We introduced trigonometric functions by discussing how the sine and the cosine are defined. We compared these new definitions with the classical ones where triangles are used. We made the example of computing sine and cosine of 120.

We talked about wave functions and how they look according to whether there is one or several components.

We spoke about polynomial functions, the concept of degree and the difficulty we might have to find solutions to them.

What we did not do?

We didn’t define radians formaly although we used it when we spoke about wave functions.

We didn’t talk about an example similar as Example 3 and 4 of section 1.4. Make sure to read this examples.

We didn’t talk about the graphs of the inverse trigonometric functions.
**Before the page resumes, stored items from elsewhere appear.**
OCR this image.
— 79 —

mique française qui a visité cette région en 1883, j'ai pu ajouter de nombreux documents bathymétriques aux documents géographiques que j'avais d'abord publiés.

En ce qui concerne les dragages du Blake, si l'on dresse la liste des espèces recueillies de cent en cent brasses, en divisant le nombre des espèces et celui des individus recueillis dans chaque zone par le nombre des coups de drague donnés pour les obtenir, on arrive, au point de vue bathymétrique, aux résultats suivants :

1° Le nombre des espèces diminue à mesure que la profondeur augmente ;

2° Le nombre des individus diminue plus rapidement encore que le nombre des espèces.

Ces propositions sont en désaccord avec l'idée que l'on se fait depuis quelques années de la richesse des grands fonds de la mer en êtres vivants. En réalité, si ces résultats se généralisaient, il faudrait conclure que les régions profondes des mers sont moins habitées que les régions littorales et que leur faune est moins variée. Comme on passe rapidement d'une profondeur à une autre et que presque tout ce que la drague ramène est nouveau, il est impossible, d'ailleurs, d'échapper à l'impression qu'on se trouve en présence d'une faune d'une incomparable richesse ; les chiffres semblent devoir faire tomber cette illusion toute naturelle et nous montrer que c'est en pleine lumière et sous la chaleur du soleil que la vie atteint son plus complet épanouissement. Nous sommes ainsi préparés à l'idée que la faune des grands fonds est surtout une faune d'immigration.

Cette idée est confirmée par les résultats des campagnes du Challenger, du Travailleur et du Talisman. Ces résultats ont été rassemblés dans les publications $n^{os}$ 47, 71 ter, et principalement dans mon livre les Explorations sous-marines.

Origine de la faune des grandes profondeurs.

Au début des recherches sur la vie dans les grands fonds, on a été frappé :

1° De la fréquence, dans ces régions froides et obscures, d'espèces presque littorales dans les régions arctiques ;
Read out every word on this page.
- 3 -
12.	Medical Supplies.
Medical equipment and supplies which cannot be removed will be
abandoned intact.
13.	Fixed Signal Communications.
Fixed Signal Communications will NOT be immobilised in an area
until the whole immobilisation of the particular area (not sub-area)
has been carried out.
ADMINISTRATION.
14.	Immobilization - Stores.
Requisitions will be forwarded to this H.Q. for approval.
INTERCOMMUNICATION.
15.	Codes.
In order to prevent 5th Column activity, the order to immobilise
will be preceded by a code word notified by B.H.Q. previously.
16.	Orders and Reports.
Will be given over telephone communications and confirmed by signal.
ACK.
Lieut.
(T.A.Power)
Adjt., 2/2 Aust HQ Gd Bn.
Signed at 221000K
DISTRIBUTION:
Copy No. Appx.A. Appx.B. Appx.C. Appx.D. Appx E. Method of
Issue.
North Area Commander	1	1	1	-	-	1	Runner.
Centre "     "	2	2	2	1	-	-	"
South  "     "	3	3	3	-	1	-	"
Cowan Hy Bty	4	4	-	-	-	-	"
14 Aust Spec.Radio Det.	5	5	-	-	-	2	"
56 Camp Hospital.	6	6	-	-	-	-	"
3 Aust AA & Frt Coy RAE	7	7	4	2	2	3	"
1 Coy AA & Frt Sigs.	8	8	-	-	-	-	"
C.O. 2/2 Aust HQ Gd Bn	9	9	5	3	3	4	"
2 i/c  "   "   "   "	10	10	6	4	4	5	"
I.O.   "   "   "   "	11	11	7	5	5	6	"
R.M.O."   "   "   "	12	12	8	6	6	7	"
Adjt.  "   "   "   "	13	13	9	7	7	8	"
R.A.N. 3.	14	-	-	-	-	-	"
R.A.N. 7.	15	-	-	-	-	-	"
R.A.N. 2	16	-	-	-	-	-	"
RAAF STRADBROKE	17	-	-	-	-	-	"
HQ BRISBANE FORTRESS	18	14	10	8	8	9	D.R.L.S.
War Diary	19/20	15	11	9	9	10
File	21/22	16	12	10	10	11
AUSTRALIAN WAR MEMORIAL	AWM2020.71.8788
We didn’t talk about which function dominates among polynomials and exponentials.

Comments on section 1.4

It is important to feel comfortable with the properties of the logarithms that appear in page 33, but in there they show it for two bases: base 10 and base e, but they are true of any base.

Comments on section 1.5

It is important to do not forget that the formula for arc length that appears in page 40 requires the measurement to be in radians. The reason for this is that, if we change the unit of measurement (for example to degrees), a constant that takes into account this change must appear at the front and then the formula looks slightly more complicated.

Comments on section 1.6

The book gives a special name to power functions, but they are just a particular case of polynomials and should be treated in the same way. They are important particular cases, but giving them a particular name maybe is a bit too much.

The comment about “local” views and “global” views at the end of page 50 is unfortunate. You cannot have a global view of the graph of a function unless you really see it entirely, even if we see it from very far away, which for functions defined in all the real numbers we cannot do (we cannot really draw an infinite graph). All the drawings we usually make are just local drawings.